Capitol Hill

Lame-duck congressional session


As of press time, results of the presidential election are unknown. But what is known is that the 108th Congress did not finish important legislation before adjourning and will reconvene in what is known as a lame-duck session. Senate and House Republican leadership plan to call lawmakers to Washington, D.C., the week of Nov. 15 to organize for the 109th Congress, making that the most likely time for a lame-duck session to begin.

According to Roll Call magazine, the phrase "lame duck" is from the early days of London's stock market, Exchange Alley, and was used to describe bankrupt brokers who "waddle out of the alley." A 1910 edition of The Nation magazine in the United States described defeated officeholders as "lame ducks."

This year's lame-duck session will focus on a fiscal 2005 federal spending package. It also could take up bills involving such issues as intelligence agency reorganization and terrorism insurance.

Family tax bill

A piece of legislation Congress did not put off to a lame-duck session was HR 1308, Working Families Tax Relief Act of 2004; it was signed by President Bush on Oct. 4 to extend tax breaks for families set to expire as a result of the Economic Growth and Tax Relief Reconciliation Act of 2001. It extends the $1,000 per-child tax credit for five years—through 2009—and the broadened 10 percent income tax bracket through 2010. The standard deduction for married couples will be retained for four more years, and the bill also would renew—for one year—current income exemptions from the alternative minimum tax.

About $13 billion in business tax breaks were added to the bill just before it was sent to the president. The one- to two-year extensions of about 20 expiring or expired tax credits include the Work Opportunity Credit and Welfare-to-Work Credit.

Tax breaks

Congress had a more difficult time preparing corporate tax breaks in HR 4520, Jumpstart Our Business Strength (JOBS) Act, for final passage. Months ago, the House and Senate passed versions of the JOBS Act to repeal an export tax benefit known as FSC-ETI (foreign sales corporation-extraterritorial income) that violates international trade rules and replace it with more than $100 billion in new corporate tax cuts during the next 10 years. The JOBS Act is important to business interests that have been hit by punitive European tariffs, which rose to 11 percent Sept. 1 for more than 1,600 U.S. exports to Europe.

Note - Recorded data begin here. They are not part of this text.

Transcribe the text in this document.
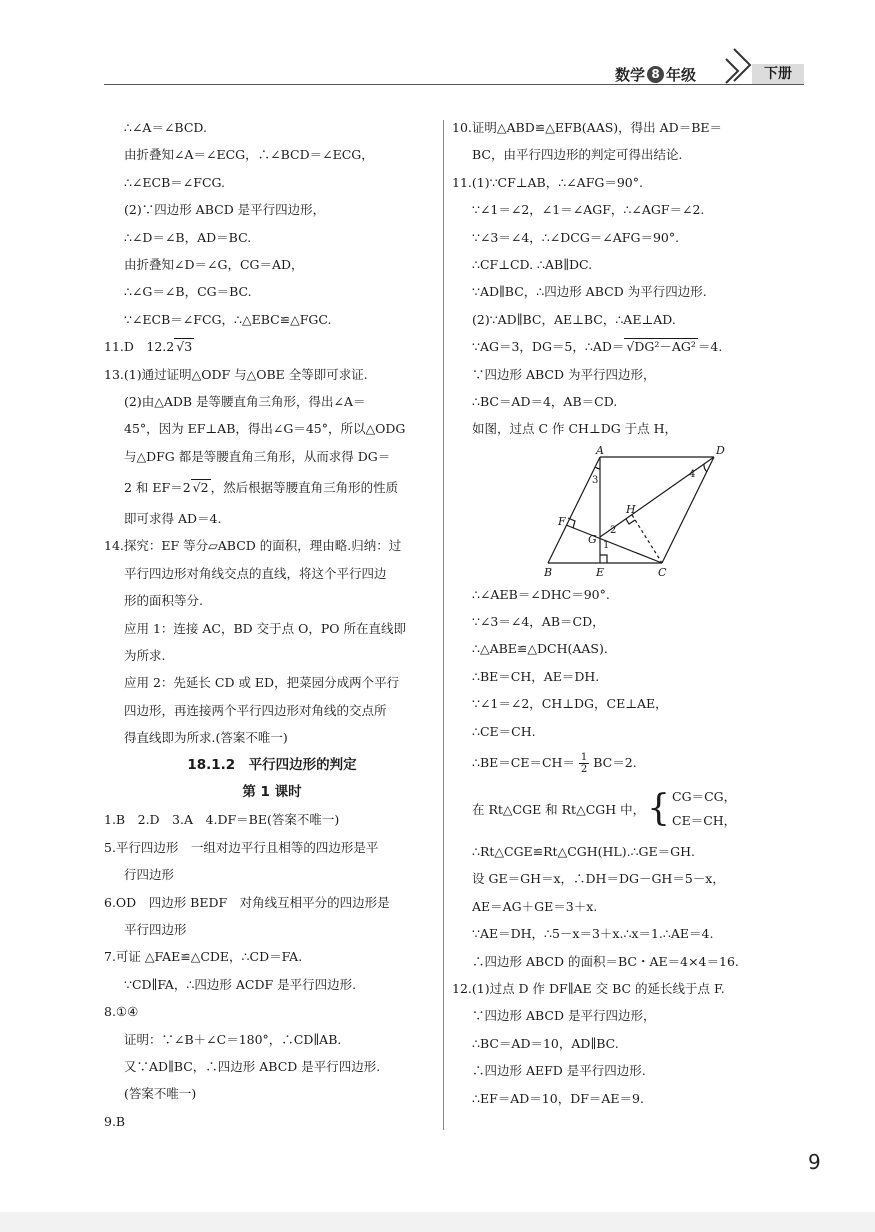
数学 8 年级	下册
∴∠A＝∠BCD.
由折叠知∠A＝∠ECG，∴∠BCD＝∠ECG，
∴∠ECB＝∠FCG.
(2)∵四边形 ABCD 是平行四边形，
∴∠D＝∠B，AD＝BC.
由折叠知∠D＝∠G，CG＝AD，
∴∠G＝∠B，CG＝BC.
∵∠ECB＝∠FCG，∴△EBC≌△FGC.
11.D　12.2 √3
13.(1)通过证明△ODF 与△OBE 全等即可求证.
(2)由△ADB 是等腰直角三角形，得出∠A＝
45°，因为 EF⊥AB，得出∠G＝45°，所以△ODG
与△DFG 都是等腰直角三角形，从而求得 DG＝
2 和 EF＝2 √2 ，然后根据等腰直角三角形的性质
即可求得 AD＝4.
14.探究：EF 等分▱ABCD 的面积，理由略.归纳：过
平行四边形对角线交点的直线，将这个平行四边
形的面积等分.
应用 1：连接 AC，BD 交于点 O，PO 所在直线即
为所求.
应用 2：先延长 CD 或 ED，把菜园分成两个平行
四边形，再连接两个平行四边形对角线的交点所
得直线即为所求.(答案不唯一)
18.1.2　平行四边形的判定
第 1 课时
1.B　2.D　3.A　4.DF＝BE(答案不唯一)
5.平行四边形　一组对边平行且相等的四边形是平
行四边形
6.OD　四边形 BEDF　对角线互相平分的四边形是
平行四边形
7.可证 △FAE≌△CDE，∴CD＝FA.
∵CD∥FA，∴四边形 ACDF 是平行四边形.
8.①④
证明：∵∠B＋∠C＝180°，∴CD∥AB.
又∵AD∥BC，∴四边形 ABCD 是平行四边形.
(答案不唯一)
9.B
10.证明△ABD≌△EFB(AAS)，得出 AD＝BE＝
BC，由平行四边形的判定可得出结论.
11.(1)∵CF⊥AB，∴∠AFG＝90°.
∵∠1＝∠2，∠1＝∠AGF，∴∠AGF＝∠2.
∵∠3＝∠4，∴∠DCG＝∠AFG＝90°.
∴CF⊥CD. ∴AB∥DC.
∵AD∥BC，∴四边形 ABCD 为平行四边形.
(2)∵AD∥BC，AE⊥BC，∴AE⊥AD.
∵AG＝3，DG＝5，∴AD＝ √DG²－AG² ＝4.
∵四边形 ABCD 为平行四边形，
∴BC＝AD＝4，AB＝CD.
如图，过点 C 作 CH⊥DG 于点 H，
A	D
B	E	C
F
G
H
1
2
3
4
∴∠AEB＝∠DHC＝90°.
∵∠3＝∠4，AB＝CD，
∴△ABE≌△DCH(AAS).
∴BE＝CH，AE＝DH.
∵∠1＝∠2，CH⊥DG，CE⊥AE，
∴CE＝CH.
∴BE＝CE＝CH＝ $\frac{1}{2} BC=2$.
在 Rt△CGE 和 Rt△CGH 中， { CG＝CG，
CE＝CH，
∴Rt△CGE≌Rt△CGH(HL).∴GE＝GH.
设 GE＝GH＝x，∴DH＝DG－GH＝5－x，
AE＝AG＋GE＝3＋x.
∵AE＝DH，∴5－x＝3＋x.∴x＝1.∴AE＝4.
∴四边形 ABCD 的面积＝BC・AE＝4×4＝16.
12.(1)过点 D 作 DF∥AE 交 BC 的延长线于点 F.
∵四边形 ABCD 是平行四边形，
∴BC＝AD＝10，AD∥BC.
∴四边形 AEFD 是平行四边形.
∴EF＝AD＝10，DF＝AE＝9.
9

The Senate added tax breaks from the stalled energy bill HR 6, Energy Policy Act of 2003, to its bill, but they were dropped in a conference committee appointed by House and Senate leaders to reconcile differences between each chamber's respective corporate tax bill. Although conference committee negotiations were expected to carry over to a lame-duck session, conferees agreed on all provisions of the legislation the first week of October.

Congress passed HR 4520, now called American Jobs Creation Act, Oct. 11 and sent it to the president for his signature. NRCA's Washington office is analyzing the final version of HR 4520 to identify and more completely understand specific provisions that will benefit NRCA members.

Terrorism insurance

In September, the House Financial Services Committee took up legislation extending the federal backstop for insurance coverage against damages resulting from terrorism. HR 4634, Terrorism Insurance Backstop Extension Act of 2004, would extend the Terrorism Risk Insurance Act (TRIA) through 2007. NRCA belongs to the Coalition to Insure Against Terrorism that lobbied for enactment of TRIA in November 2002. The law is scheduled to expire at the end of 2005 and has helped make available terrorism insurance for large construction projects.

A recent study released by six insurance industry trade groups finds the U.S. economy could be negatively affected if TRIA expires. Without such an insurance backstop, the study estimates the gross domestic product could be $53 billion less and there could be 326,000 fewer jobs created. But despite movement in the House, there is only a modest possibility of corresponding Senate action during a lame-duck session.

Summary

Regardless of the outcome of the Nov. 2 election, Congress will have to return post-election for a lame-duck session. Such sessions can be unpredictable, but this one must work on spending bills for fiscal year 2005 because a continuing resolution passed by Congress Sept. 29 to fund federal departments and agencies lasts only through Nov. 20. The session also is expected to work on HR 10, 9/11 Recommendations Implementation Act, to reorganize federal intelligence agencies.

Craig S. Brightup is NRCA's vice president of government relations.